NO SON INVISIBLES: MAYA WOMEN AND MICROFINANCE
takes place in San Cristobal, Chiapas, Mexico featuring Muhammad Yunus, Nobel Peace Prize Recipient, of Grameen Bank, the Father of Microcredit. 2006 Nobel Peace Prize recipient, Muhammad Yunus, guides us through the stories of three women, pointing out how Microfinance has become a strong source of change in their lives and others, empowering them to become independent.

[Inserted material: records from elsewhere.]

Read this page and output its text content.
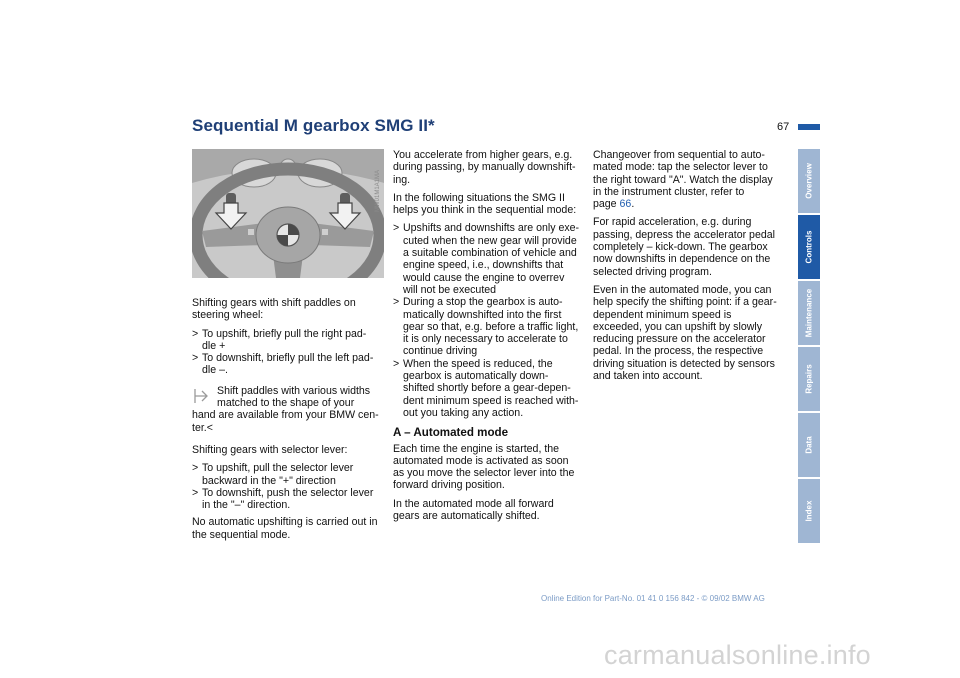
Sequential M gearbox SMG II*	67
MW01M1A1MA

Shifting gears with shift paddles on
steering wheel:

> To upshift, briefly pull the right pad-
dle +
> To downshift, briefly pull the left pad-
dle –.
Shift paddles with various widths
matched to the shape of your
hand are available from your BMW cen-
ter.<

Shifting gears with selector lever:

> To upshift, pull the selector lever
backward in the "+" direction
> To downshift, push the selector lever
in the "–" direction.

No automatic upshifting is carried out in
the sequential mode.

You accelerate from higher gears, e.g.
during passing, by manually downshift-
ing.

In the following situations the SMG II
helps you think in the sequential mode:

> Upshifts and downshifts are only exe-
cuted when the new gear will provide
a suitable combination of vehicle and
engine speed, i.e., downshifts that
would cause the engine to overrev
will not be executed
> During a stop the gearbox is auto-
matically downshifted into the first
gear so that, e.g. before a traffic light,
it is only necessary to accelerate to
continue driving
> When the speed is reduced, the
gearbox is automatically down-
shifted shortly before a gear-depen-
dent minimum speed is reached with-
out you taking any action.
A – Automated mode

Each time the engine is started, the
automated mode is activated as soon
as you move the selector lever into the
forward driving position.

In the automated mode all forward
gears are automatically shifted.

Changeover from sequential to auto-
mated mode: tap the selector lever to
the right toward "A". Watch the display
in the instrument cluster, refer to
page 66.

For rapid acceleration, e.g. during
passing, depress the accelerator pedal
completely – kick-down. The gearbox
now downshifts in dependence on the
selected driving program.

Even in the automated mode, you can
help specify the shifting point: if a gear-
dependent minimum speed is
exceeded, you can upshift by slowly
reducing pressure on the accelerator
pedal. In the process, the respective
driving situation is detected by sensors
and taken into account.

Overview
Controls
Maintenance
Repairs
Data
Index
Online Edition for Part-No. 01 41 0 156 842 - © 09/02 BMW AG
carmanualsonline.info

No Son Invisibles: Maya Women and Microfinance featuring Muhammad Yunus, was originally screened at Cannes film festival in France and the Buñuel Festival in Calanda, Spain. It was translated into various languages, including Arabic for the Fajr International Film Festival in Tehran, Iran. It went on to the Guadalajara Film Festival, Torino and Roma Film Festivals in Italy and The Seattle Int'l Latino Film Festival as well as the Del Ray Beach Film Festival. It was also screened at The University of Washington and University of Texas as well as in San Francisco for the Women Advancing Microfincance organization. It has been acquired by university libraries at Harvard, Stanford, UT, TCU, Baylor, University of Washington, Vanderbilt, USC, and SMU libraries among others.
Documentary work in progress:
THE CULTURE OF SUSTAINABILITY
A feature length documentary in three parts: Part one follows women weavers from a remote village in southern Mexico and the appropriation of their ancient textile designs by western fashion designers. Part two follows women weavers and an American designer in Laos and the questions of appropriation vs. appreciation. Part three follows one fashion designer's journey collaborating with block print artisans in villages near Jaipur, India.

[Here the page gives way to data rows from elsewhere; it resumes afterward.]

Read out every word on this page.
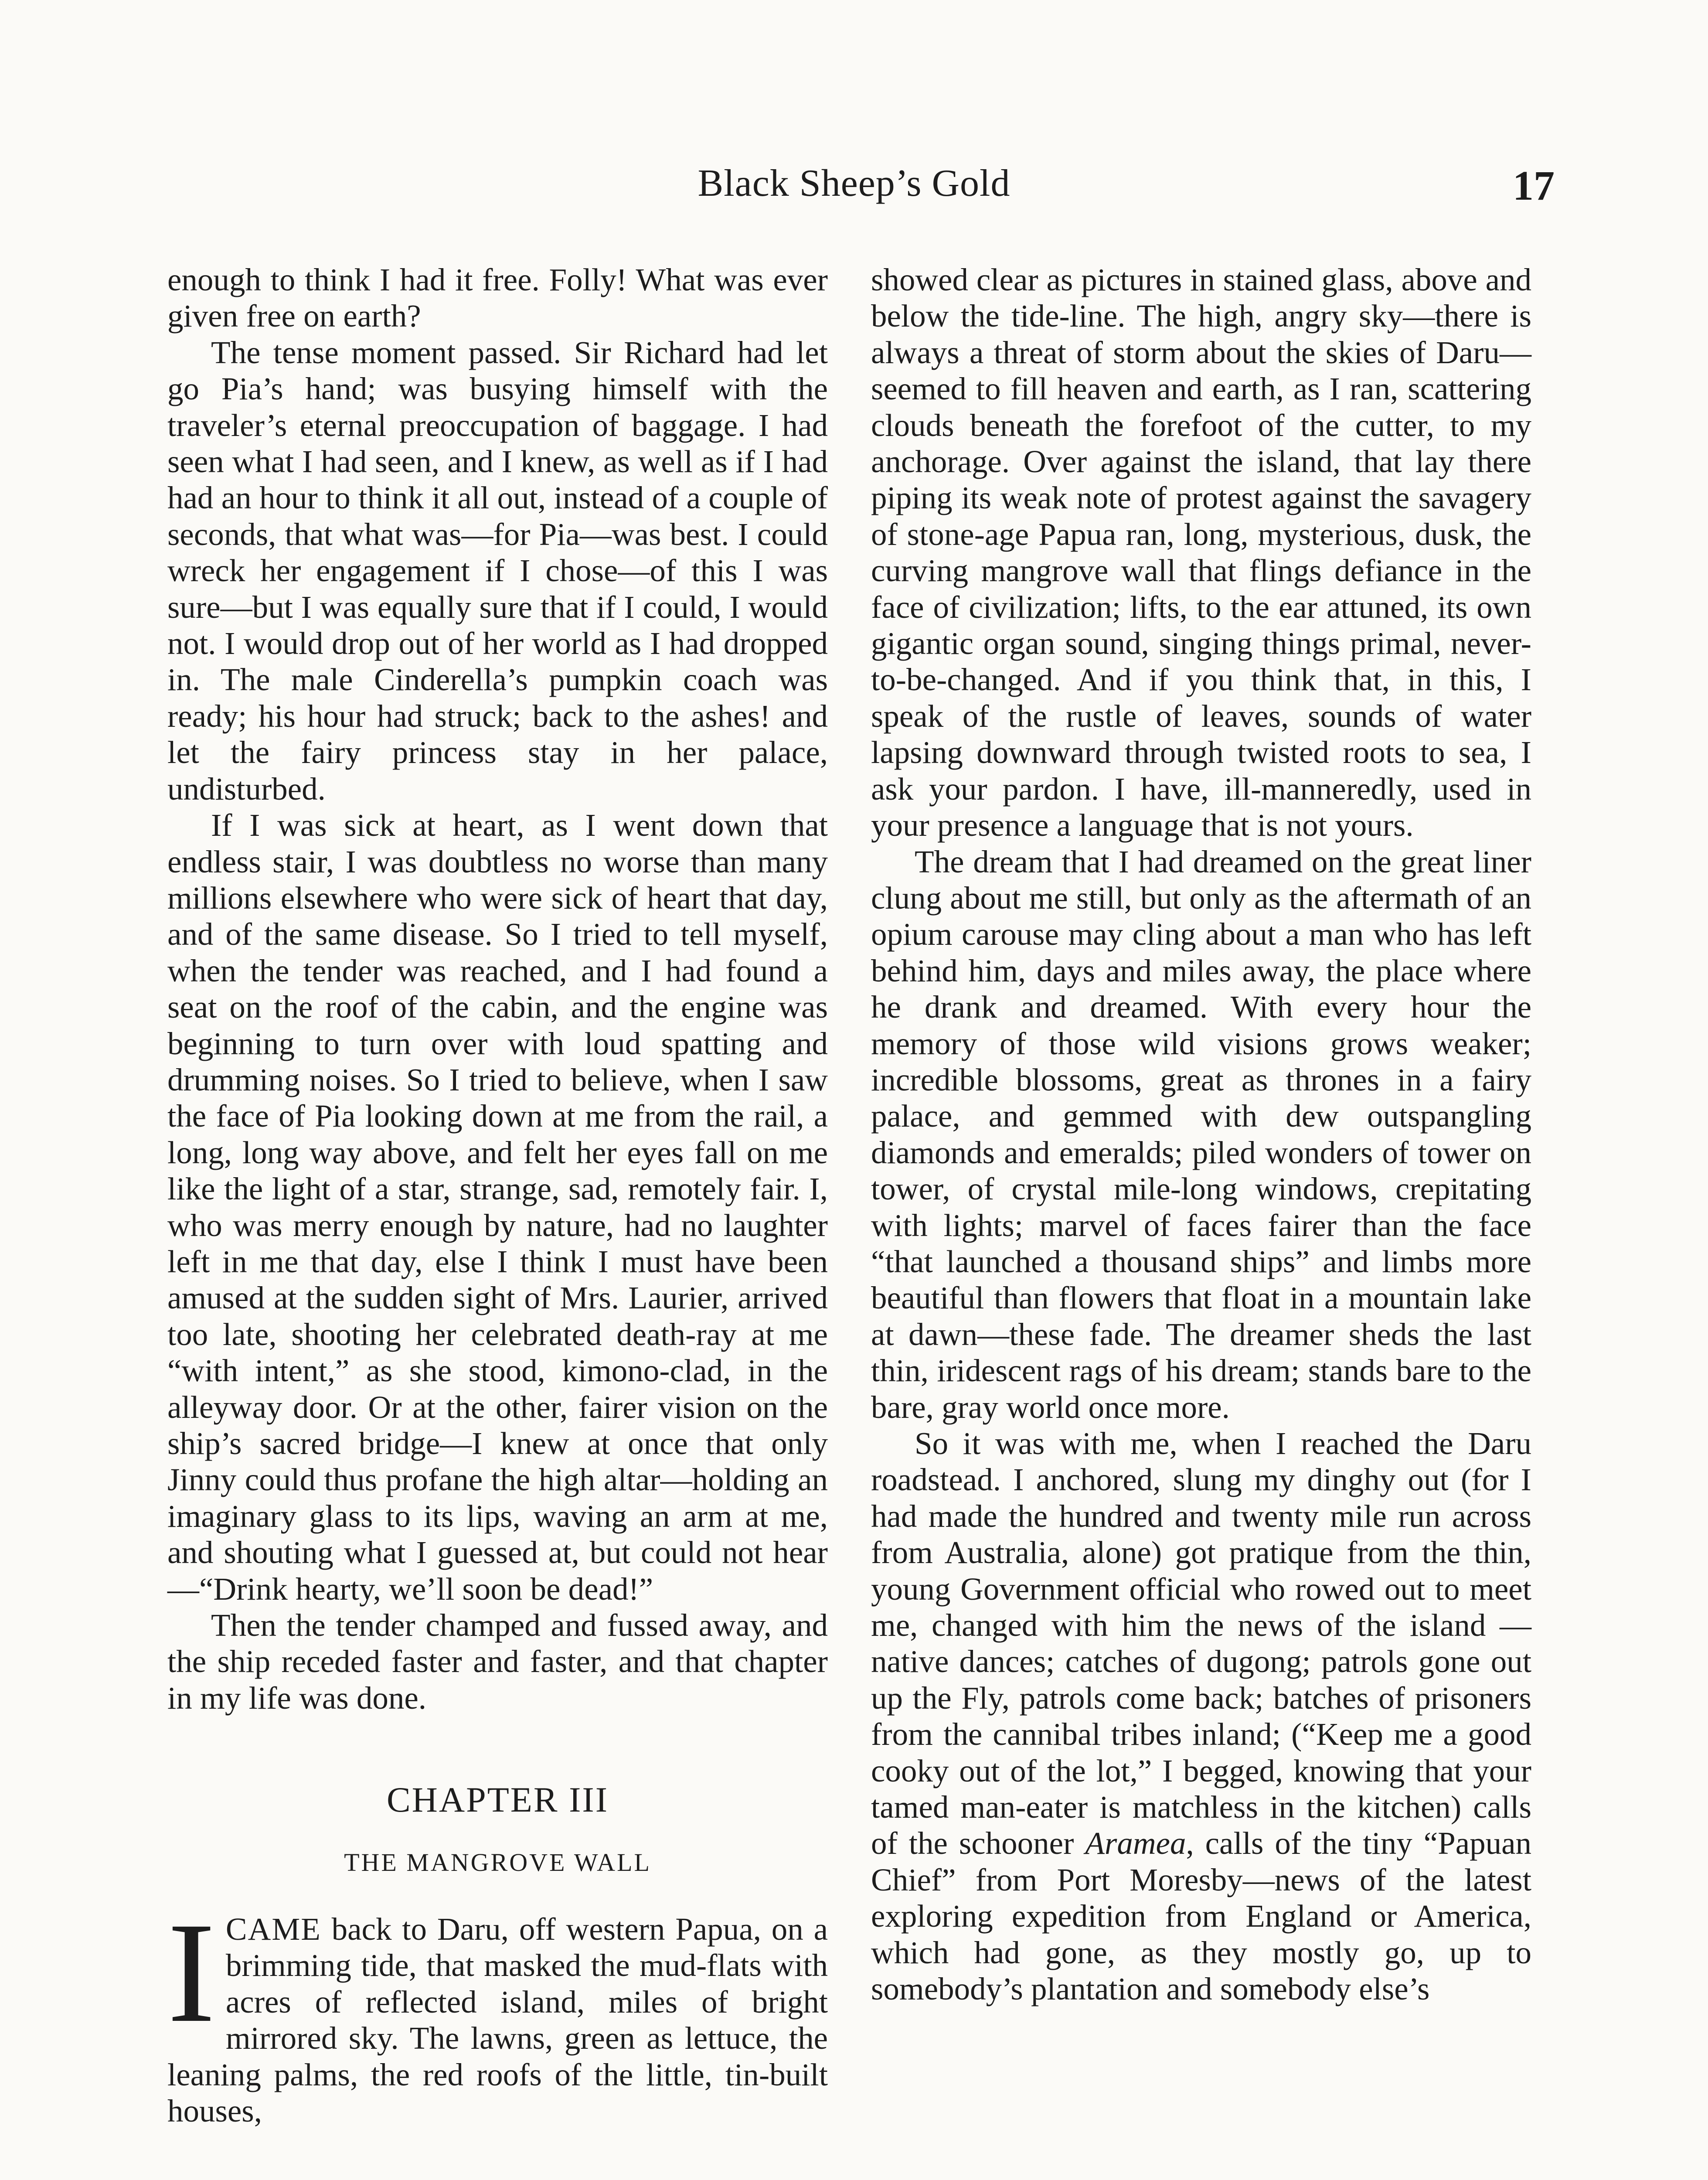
Black Sheep’s Gold	17

enough to think I had it free. Folly! What was ever given free on earth?

The tense moment passed. Sir Richard had let go Pia’s hand; was busying himself with the traveler’s eternal preoccupation of baggage. I had seen what I had seen, and I knew, as well as if I had had an hour to think it all out, instead of a couple of seconds, that what was—for Pia—was best. I could wreck her engagement if I chose—of this I was sure—but I was equally sure that if I could, I would not. I would drop out of her world as I had dropped in. The male Cinderella’s pumpkin coach was ready; his hour had struck; back to the ashes! and let the fairy princess stay in her palace, undisturbed.

If I was sick at heart, as I went down that endless stair, I was doubtless no worse than many millions elsewhere who were sick of heart that day, and of the same disease. So I tried to tell myself, when the tender was reached, and I had found a seat on the roof of the cabin, and the engine was beginning to turn over with loud spatting and drumming noises. So I tried to believe, when I saw the face of Pia looking down at me from the rail, a long, long way above, and felt her eyes fall on me like the light of a star, strange, sad, remotely fair. I, who was merry enough by nature, had no laughter left in me that day, else I think I must have been amused at the sudden sight of Mrs. Laurier, arrived too late, shooting her celebrated death-ray at me “with intent,” as she stood, kimono-clad, in the alleyway door. Or at the other, fairer vision on the ship’s sacred bridge—I knew at once that only Jinny could thus profane the high altar—holding an imaginary glass to its lips, waving an arm at me, and shouting what I guessed at, but could not hear—“Drink hearty, we’ll soon be dead!”

Then the tender champed and fussed away, and the ship receded faster and faster, and that chapter in my life was done.

CHAPTER III
THE MANGROVE WALL

ICAME back to Daru, off western Papua, on a brimming tide, that masked the mud-flats with acres of reflected island, miles of bright mirrored sky. The lawns, green as lettuce, the leaning palms, the red roofs of the little, tin-built houses,

showed clear as pictures in stained glass, above and below the tide-line. The high, angry sky—there is always a threat of storm about the skies of Daru—seemed to fill heaven and earth, as I ran, scattering clouds beneath the forefoot of the cutter, to my anchorage. Over against the island, that lay there piping its weak note of protest against the savagery of stone-age Papua ran, long, mysterious, dusk, the curving mangrove wall that flings defiance in the face of civilization; lifts, to the ear attuned, its own gigantic organ sound, singing things primal, never-to-be-changed. And if you think that, in this, I speak of the rustle of leaves, sounds of water lapsing downward through twisted roots to sea, I ask your pardon. I have, ill-manneredly, used in your presence a language that is not yours.

The dream that I had dreamed on the great liner clung about me still, but only as the aftermath of an opium carouse may cling about a man who has left behind him, days and miles away, the place where he drank and dreamed. With every hour the memory of those wild visions grows weaker; incredible blossoms, great as thrones in a fairy palace, and gemmed with dew outspangling diamonds and emeralds; piled wonders of tower on tower, of crystal mile-long windows, crepitating with lights; marvel of faces fairer than the face “that launched a thousand ships” and limbs more beautiful than flowers that float in a mountain lake at dawn—these fade. The dreamer sheds the last thin, iridescent rags of his dream; stands bare to the bare, gray world once more.

So it was with me, when I reached the Daru roadstead. I anchored, slung my dinghy out (for I had made the hundred and twenty mile run across from Australia, alone) got pratique from the thin, young Government official who rowed out to meet me, changed with him the news of the island —native dances; catches of dugong; patrols gone out up the Fly, patrols come back; batches of prisoners from the cannibal tribes inland; (“Keep me a good cooky out of the lot,” I begged, knowing that your tamed man-eater is matchless in the kitchen) calls of the schooner Aramea, calls of the tiny “Papuan Chief” from Port Moresby—news of the latest exploring expedition from England or America, which had gone, as they mostly go, up to somebody’s plantation and somebody else’s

Issues of cultural appropriation and the commodifying of culture are explored along with the solutions provided by a new sustainable business practice. The relationships between weavers/block printers and designers is examined, as new sustainable ways of doing business are created by community liaisons and progressive designers, who move towards more fair and humane practices with people and the planet. The issues in the documentary are connected to one of the United Nation's four pillars of long term sustainable development that encompass the environment, social, economic, and cultural justice.